Mystically oriented holy men would sometimes appear as prophets with a special message, and even ecstatics found their places within the monasteries. In Eastern Christianity, monastic life stressed training in mystical experience.
The early and medieval church hierarchy generally opposed chiliasm because such movements often became associated with nationalistic aspirations. Though the key leaders of the Protestant Reformation opposed chiliasm, and therefore minimized its effects upon the emergent denominations e.
Prophecy in Islam The centrality of prophecy in Islam Pre-Islamic prophecy in Arabia was no different in character from other Semitic prophecy.
The importance of the seers and diviners was noted in all aspects of life. Any problem might be submitted to such men, and their oracular answers were given with divine authority.To recover the designed purposes for the Jews and the Church in God's prophetic plan.
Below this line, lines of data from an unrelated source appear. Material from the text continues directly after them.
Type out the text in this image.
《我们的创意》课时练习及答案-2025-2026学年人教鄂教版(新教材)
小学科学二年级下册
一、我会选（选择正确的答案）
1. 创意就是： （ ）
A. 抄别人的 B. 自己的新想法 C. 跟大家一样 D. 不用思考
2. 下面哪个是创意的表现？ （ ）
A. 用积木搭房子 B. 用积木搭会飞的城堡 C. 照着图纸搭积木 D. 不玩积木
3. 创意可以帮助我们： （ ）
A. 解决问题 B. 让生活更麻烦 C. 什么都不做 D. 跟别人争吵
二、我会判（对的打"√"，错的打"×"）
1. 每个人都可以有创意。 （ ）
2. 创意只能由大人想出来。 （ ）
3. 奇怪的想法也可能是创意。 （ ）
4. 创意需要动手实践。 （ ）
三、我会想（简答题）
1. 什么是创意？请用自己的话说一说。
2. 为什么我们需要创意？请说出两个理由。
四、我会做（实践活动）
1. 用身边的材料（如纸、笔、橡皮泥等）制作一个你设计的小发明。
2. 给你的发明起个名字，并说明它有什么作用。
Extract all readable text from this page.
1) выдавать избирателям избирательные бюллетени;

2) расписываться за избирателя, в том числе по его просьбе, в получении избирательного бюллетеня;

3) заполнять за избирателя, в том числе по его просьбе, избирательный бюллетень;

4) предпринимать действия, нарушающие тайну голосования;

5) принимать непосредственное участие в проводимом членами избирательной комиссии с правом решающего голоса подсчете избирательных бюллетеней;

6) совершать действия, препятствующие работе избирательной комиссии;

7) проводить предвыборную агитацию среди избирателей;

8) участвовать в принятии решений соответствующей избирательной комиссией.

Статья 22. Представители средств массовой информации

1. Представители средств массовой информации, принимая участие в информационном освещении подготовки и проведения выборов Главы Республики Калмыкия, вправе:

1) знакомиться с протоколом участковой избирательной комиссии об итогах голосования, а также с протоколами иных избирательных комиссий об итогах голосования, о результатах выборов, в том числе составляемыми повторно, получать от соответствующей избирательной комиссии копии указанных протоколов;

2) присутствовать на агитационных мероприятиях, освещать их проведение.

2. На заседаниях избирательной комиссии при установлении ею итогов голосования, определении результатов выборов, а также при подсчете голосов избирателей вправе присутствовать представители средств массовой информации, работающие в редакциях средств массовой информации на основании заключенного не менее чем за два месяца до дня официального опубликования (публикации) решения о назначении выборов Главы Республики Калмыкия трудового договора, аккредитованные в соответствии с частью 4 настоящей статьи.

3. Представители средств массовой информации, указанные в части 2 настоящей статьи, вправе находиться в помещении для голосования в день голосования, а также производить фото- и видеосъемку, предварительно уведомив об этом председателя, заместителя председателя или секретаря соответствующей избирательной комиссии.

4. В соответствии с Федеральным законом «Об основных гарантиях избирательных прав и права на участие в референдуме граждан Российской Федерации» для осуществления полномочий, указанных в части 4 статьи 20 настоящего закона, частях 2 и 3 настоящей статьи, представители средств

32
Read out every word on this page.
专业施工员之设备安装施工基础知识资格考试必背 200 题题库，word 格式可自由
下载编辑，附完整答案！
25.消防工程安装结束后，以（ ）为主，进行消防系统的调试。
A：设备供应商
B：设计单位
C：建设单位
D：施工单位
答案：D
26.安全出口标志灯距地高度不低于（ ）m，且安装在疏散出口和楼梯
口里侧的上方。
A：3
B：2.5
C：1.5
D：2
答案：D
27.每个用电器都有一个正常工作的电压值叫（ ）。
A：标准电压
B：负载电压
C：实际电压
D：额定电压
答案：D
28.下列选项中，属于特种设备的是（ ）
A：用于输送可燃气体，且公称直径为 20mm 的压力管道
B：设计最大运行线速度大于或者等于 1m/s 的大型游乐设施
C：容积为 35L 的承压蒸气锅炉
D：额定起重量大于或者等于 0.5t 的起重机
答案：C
Through intertexture analysis of the second chapter of the Acts of the Apostles, this paper explores the use of the gift of prophecy, through the Holy Spirit, to communicate God’s divine empowerment of leaders in the early Christian church as in.
An Ecstasy of Folly: Prophecy and Authority in Early Christianity. 28 Pages. Prophecy and Authority in Early Christianity.
scholars have studied a variety of issues in early Christian prophecy—leadership, prophets’ itinerancy, prophetic versus ecclesiastical authority, and the genres and forms of prophetic utterances and literature. Criticism of Christianity has a long history stretching back to the initial formation of the religion during the Roman Empire.
Unfulfilled prophecy God reveals Elizabeth Clark cites early Christian writings by authors such as Tertullian. The New Prophecy and "New Visions": Evidence of Montanism in the "Passion of Does pbilological analysis of tbe Early Christian Culture Making (New York, ) offers a brilliant reading of deatb, gender, propbetic authority, and editorial.
Analysis of an Early Christian Midrash by Birger Gerhardsson, then you've come to the right website. We have The Testing of God's Son: (Matt. & PAR), An Analysis of an Early Christian Midrash DjVu, txt, PDF, doc, ePub formats.